Eu tinha começado a desenhar a paisagem com o Luis em destaque do lado direito, e a minha intenção era que desenhador e paisagem desenhada dialogassem no desenho, cada um dando força visual ao outro, ilustrando a intensa ligação que se estabelece entre desenhador e paisagem.

Grande parte do lançamento inicial do desenho era aguarela e quando começou a chover em grossas gotas e em força, não houve sequer tempo de proteger o caderno.
Foi uma chuva tão forte como rápida e logo parou, como podem ver nas fotografias que o António Alberto Frazão tirou de nós logo a seguir.

Apesar de se poder pensar que a chuva destruiu o desenho, eu gosto bem dele assim.

Já não lhe toquei mais. A natureza do tempo impôs-se e nas manchas e traços deixou a forte sensação daquele momento único, e refrescante. :)
Para mim este desenho manifesta uma das coisas que mais valorizo no acto de desenhar --- a observação do processo. O que fazemos orienta o desenho num determinado sentido mas o que acontece espontaneamente é aventura a viver e saborear.

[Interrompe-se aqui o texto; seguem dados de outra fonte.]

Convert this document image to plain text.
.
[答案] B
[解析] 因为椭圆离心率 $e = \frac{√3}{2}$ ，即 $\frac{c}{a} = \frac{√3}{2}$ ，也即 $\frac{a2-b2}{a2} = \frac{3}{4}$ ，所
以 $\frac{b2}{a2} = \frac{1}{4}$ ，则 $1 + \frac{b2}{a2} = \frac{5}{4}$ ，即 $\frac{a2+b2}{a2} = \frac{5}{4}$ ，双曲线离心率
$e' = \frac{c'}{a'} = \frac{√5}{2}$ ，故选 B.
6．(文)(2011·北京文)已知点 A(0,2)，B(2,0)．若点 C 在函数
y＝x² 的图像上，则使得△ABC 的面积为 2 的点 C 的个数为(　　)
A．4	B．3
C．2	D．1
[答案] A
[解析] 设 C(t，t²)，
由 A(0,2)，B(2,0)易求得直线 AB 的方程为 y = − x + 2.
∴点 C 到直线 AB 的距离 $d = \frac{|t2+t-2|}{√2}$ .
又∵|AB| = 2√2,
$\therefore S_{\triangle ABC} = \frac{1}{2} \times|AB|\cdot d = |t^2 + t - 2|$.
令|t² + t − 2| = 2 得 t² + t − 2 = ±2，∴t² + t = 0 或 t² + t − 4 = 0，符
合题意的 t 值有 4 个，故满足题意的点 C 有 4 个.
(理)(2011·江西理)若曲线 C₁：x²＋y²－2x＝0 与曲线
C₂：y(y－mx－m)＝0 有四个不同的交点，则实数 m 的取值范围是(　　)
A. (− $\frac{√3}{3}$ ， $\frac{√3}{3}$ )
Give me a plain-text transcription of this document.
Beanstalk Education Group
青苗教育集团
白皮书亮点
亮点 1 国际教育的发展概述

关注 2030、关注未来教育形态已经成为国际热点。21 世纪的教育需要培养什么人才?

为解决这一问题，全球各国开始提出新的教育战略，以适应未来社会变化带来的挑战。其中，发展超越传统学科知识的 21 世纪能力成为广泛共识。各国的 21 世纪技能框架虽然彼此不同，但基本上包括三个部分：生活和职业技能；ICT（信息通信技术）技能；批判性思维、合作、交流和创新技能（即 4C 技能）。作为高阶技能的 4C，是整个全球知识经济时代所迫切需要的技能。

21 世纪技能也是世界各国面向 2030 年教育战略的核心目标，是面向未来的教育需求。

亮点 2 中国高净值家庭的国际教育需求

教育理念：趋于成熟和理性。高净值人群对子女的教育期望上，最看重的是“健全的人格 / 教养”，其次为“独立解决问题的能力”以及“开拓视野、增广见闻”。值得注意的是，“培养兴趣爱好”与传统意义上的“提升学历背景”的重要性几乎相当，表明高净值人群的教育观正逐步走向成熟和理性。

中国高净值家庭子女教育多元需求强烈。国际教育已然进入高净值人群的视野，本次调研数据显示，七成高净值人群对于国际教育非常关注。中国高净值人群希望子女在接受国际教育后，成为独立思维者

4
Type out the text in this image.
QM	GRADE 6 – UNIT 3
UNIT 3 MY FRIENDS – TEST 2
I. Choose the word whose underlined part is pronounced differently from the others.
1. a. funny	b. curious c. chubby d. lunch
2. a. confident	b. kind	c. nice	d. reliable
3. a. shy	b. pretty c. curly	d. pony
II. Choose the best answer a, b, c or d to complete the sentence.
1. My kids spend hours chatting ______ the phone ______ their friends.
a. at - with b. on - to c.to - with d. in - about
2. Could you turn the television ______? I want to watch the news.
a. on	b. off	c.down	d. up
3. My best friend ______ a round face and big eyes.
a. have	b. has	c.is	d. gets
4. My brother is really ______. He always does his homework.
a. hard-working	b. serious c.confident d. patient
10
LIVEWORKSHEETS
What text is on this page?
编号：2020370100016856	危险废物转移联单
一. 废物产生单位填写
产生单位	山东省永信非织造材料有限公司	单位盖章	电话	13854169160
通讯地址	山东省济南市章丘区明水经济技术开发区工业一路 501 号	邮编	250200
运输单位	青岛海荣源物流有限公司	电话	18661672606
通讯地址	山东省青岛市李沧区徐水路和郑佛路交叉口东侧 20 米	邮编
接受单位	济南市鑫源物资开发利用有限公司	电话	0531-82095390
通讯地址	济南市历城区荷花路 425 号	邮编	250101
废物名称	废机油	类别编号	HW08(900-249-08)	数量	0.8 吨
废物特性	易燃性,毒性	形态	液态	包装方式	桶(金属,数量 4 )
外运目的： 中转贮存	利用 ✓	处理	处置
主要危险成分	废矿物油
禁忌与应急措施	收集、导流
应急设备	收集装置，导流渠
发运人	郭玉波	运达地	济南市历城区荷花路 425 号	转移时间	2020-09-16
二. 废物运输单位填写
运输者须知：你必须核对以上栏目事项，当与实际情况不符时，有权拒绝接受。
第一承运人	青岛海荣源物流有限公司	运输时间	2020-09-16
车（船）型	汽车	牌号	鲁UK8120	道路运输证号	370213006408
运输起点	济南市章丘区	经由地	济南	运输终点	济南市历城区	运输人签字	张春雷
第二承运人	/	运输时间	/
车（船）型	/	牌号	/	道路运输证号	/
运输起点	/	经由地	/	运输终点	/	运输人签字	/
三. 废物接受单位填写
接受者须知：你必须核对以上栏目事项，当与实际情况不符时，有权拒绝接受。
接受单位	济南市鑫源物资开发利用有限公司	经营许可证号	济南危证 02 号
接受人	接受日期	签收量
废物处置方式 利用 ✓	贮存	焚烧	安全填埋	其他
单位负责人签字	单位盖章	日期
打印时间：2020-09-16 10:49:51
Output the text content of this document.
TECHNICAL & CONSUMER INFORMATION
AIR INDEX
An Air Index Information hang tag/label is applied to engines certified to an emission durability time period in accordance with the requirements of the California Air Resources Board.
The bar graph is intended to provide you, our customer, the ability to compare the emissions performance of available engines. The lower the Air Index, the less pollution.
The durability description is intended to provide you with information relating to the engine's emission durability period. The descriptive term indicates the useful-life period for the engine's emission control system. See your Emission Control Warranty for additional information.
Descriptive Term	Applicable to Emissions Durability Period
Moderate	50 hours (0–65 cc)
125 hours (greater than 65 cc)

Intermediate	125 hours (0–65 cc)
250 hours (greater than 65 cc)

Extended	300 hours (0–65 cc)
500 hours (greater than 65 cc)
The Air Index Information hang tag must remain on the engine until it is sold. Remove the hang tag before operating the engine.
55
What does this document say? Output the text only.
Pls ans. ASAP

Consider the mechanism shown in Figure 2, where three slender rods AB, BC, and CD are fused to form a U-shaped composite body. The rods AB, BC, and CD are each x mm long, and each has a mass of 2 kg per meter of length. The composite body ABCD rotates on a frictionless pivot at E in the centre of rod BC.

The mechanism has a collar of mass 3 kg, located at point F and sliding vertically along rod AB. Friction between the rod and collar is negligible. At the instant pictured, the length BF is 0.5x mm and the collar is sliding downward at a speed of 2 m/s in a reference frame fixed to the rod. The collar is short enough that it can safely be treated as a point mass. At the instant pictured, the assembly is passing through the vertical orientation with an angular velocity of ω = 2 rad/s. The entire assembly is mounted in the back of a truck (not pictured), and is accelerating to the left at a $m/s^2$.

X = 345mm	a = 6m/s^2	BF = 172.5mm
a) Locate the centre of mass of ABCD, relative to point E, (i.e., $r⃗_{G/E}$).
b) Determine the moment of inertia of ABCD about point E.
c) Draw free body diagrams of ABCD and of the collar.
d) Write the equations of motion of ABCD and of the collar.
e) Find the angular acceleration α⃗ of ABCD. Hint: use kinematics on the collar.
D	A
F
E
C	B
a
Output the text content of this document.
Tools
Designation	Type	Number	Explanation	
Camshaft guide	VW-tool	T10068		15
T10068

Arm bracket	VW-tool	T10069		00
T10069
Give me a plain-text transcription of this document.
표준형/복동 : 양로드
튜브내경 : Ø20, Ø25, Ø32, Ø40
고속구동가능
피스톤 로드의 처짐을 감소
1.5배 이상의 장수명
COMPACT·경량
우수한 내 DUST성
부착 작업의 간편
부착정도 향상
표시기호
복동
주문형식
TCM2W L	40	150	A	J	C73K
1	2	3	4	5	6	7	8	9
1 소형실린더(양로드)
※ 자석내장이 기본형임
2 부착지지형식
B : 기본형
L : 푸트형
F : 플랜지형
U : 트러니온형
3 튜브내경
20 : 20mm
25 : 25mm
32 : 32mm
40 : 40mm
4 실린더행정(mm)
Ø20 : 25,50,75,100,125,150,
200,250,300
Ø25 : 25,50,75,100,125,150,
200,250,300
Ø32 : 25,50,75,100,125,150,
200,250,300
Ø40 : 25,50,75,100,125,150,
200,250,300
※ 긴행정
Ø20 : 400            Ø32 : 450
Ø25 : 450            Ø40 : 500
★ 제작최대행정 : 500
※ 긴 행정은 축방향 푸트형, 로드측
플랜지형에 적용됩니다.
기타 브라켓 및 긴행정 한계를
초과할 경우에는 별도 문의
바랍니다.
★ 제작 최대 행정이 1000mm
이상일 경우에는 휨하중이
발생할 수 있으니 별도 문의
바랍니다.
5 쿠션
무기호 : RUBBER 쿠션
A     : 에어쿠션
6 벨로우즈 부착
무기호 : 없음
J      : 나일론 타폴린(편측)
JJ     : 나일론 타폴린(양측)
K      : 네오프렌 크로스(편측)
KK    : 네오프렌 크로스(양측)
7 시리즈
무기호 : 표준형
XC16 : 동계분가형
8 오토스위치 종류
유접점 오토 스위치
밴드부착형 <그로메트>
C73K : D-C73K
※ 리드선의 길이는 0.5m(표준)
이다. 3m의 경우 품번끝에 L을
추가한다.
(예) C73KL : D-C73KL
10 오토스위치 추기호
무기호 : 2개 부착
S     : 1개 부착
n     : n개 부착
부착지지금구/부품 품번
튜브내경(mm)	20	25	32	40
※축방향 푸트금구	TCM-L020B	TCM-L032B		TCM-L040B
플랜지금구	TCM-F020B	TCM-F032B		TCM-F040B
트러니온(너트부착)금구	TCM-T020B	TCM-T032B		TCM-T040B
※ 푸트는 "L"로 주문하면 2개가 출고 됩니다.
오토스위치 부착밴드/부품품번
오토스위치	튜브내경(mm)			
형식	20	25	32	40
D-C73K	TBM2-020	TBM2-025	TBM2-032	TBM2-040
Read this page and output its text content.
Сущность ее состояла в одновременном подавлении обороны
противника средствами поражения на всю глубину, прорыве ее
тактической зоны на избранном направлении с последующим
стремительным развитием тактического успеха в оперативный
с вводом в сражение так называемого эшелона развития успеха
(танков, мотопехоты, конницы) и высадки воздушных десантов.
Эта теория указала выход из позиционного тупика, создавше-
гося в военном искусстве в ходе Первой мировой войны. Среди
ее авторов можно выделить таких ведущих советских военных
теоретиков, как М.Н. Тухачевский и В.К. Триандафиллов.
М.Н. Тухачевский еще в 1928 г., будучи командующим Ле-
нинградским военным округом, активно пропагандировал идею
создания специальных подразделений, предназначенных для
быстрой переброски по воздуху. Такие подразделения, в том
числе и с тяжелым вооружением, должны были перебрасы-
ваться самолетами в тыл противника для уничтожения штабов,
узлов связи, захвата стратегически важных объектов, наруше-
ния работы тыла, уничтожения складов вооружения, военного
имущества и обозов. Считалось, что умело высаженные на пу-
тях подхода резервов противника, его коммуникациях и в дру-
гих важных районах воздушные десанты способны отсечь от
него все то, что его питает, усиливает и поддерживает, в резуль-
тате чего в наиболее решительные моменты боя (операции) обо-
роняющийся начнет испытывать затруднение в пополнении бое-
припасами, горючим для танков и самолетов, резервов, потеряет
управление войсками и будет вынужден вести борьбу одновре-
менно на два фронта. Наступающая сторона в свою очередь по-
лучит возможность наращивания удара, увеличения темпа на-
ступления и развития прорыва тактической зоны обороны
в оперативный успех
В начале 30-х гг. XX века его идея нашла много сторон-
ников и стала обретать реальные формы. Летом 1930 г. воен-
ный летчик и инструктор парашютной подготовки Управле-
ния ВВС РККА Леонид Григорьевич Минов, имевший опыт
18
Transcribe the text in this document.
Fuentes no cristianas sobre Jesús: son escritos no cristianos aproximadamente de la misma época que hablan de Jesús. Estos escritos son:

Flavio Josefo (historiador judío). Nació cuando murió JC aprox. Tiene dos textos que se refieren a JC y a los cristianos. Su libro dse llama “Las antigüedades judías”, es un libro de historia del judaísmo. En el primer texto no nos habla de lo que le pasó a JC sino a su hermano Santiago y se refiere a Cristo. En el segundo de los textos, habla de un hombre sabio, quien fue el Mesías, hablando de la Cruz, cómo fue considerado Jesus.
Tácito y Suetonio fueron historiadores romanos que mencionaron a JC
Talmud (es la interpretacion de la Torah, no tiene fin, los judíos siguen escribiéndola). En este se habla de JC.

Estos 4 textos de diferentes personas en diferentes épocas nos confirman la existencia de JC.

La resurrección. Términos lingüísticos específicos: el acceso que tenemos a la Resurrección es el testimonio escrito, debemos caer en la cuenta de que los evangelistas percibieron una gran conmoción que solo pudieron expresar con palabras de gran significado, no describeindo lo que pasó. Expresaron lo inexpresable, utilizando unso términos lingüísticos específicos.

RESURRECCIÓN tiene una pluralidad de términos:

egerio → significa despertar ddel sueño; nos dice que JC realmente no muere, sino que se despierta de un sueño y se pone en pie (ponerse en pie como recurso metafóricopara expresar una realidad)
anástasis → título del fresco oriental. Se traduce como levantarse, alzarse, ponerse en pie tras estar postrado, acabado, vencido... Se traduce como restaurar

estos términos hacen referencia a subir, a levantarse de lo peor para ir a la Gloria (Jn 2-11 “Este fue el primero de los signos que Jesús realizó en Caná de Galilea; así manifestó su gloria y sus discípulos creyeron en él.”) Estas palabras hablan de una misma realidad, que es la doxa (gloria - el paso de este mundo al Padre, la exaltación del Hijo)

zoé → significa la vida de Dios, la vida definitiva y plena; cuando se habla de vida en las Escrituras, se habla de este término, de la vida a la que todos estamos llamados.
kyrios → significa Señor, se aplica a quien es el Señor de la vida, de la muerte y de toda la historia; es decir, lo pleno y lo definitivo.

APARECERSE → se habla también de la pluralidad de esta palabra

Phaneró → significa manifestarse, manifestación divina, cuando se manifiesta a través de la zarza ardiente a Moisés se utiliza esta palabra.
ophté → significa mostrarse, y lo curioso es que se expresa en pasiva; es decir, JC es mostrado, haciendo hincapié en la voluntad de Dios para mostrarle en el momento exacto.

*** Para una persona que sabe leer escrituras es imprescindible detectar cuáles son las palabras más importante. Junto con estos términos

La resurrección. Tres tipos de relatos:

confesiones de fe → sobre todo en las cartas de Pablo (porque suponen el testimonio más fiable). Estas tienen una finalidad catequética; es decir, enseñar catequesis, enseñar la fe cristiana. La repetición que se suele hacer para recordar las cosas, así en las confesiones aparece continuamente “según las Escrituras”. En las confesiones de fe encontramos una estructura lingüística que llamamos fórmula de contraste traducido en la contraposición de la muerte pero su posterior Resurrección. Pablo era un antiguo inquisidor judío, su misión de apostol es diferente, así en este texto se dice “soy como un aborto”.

quarta-feira, 6 de novembro de 2019

A caminho de Santiago


De autocarro a caminho de Santiago de Compostela vieram-me muitas saudades de fazer o caminho a pé.
Fiz a parte galega do caminho português em 2017, partindo sozinha de Valença do Minho, quando fui pela primeira vez ao Compostela Ilustrada, um encontro internacional de cadernos de viagem então na sua segunda edição.
Ao final da etapa que vai de Mós a Redondela, chegada ao albergue, saí para jantar. Dorothea, uma alemã com quem combinei ir após nos refrescarmos da caminhada, deu voz à nossa intenção de abrir o grupo a quem quisesse jantar connosco, convidando os peregrinos. Juntaram-se a nós uma japonesa e um outro português. E foi esse o momento do dia em que tive oportunidade de desenhar, desenhando-os enquanto conversavam e um pouco do ambiente do pequeno restaurante.
A meio do desenho pedi à Ju Won, também ela artista, que me retratasse no mesmo desenho. Parei para que me desenhasse e isso fez com que ficasse com uma expressão ausente, como se estivesse a sonhar e tudo o resto fosse o meu sonho.
O seu contributo tornou este desenho muito especial para mim, e exigiu também que transformasse um pouco a cor do desenho para acompanhar as cores intensas com que me pintou.
Lembro-me também que durante o jantar o tempo pareceu estar suspenso durante um longo momento, o que contribuiu para o ambiente do desenho.
Ainda voltei a encontrar André, o português, no início de uma outra etapa. Eu acordara de madrugada e estava a ler na sala de refeições e ele foi tomar o pequeno-almoço para partir bem cedo.
Só aí, na calma da madrugada, conheci melhor a sua história e compreendi porque caminhava mais depressa do que todos nós. Sendo militar em situações de emergência humanitária, tinha de estar preparado para chegar longe e depressa onde quer que tivesse de actuar.
Quando o encontrei pela primeira vez ouvira comentários sobre ele andar tão depressa, havendo dias em que fizera quarenta e tal quilómetros, o que corresponde a pelo menos duas etapas, e mesmo depois da conversa animada do jantar em que tivemos oportunidade de trocar impressões ainda ficara uma noção estranha sobre os seus motivos, pois só falou do entusiasmo em caminhar e de pormenores mais técnicos da caminhada.
Apenas essa conversa calma, em que lhe pude fazer as perguntas certas e ouvi-lo com o coração, me trouxe uma dimensão mais real e profunda desse homem.
E só aí compreendi também porque sendo ele alguém que falava com força e convicção, o desenhei tão suave e pacífico. Ouvindo no silêncio da madrugada curtos relatos do seu trabalho em tempos de paz, em serviço nos Açores, transportando pessoas das ilhas mais remotas, como ao transportar uma grávida de helicóptero em situação de emergência, até à exigente condição de estar em alerta para a qualquer momento poder entrar num perigoso cenário de guerra para proteger e resgatar pessoas, o retrato dele no meu desenho fez então para mim muito mais sentido.
Muitas vidas dependerão da sua preparação, que não é só física, e apesar dessa, a par da psicológica, ser uma componente fundamental do seu trabalho, também o usufruir de um caminho de tradição espiritual é, ou se pode tornar, um suporte, para ele e tantos que dali partem ao reencontro das suas missões e caminhos de vida. Faço votos que ao André lhe seja também uma protecção.
O caminho é feito de muitas historias e ritmos diferentes e de raros e belos momentos de comunhão, como estes.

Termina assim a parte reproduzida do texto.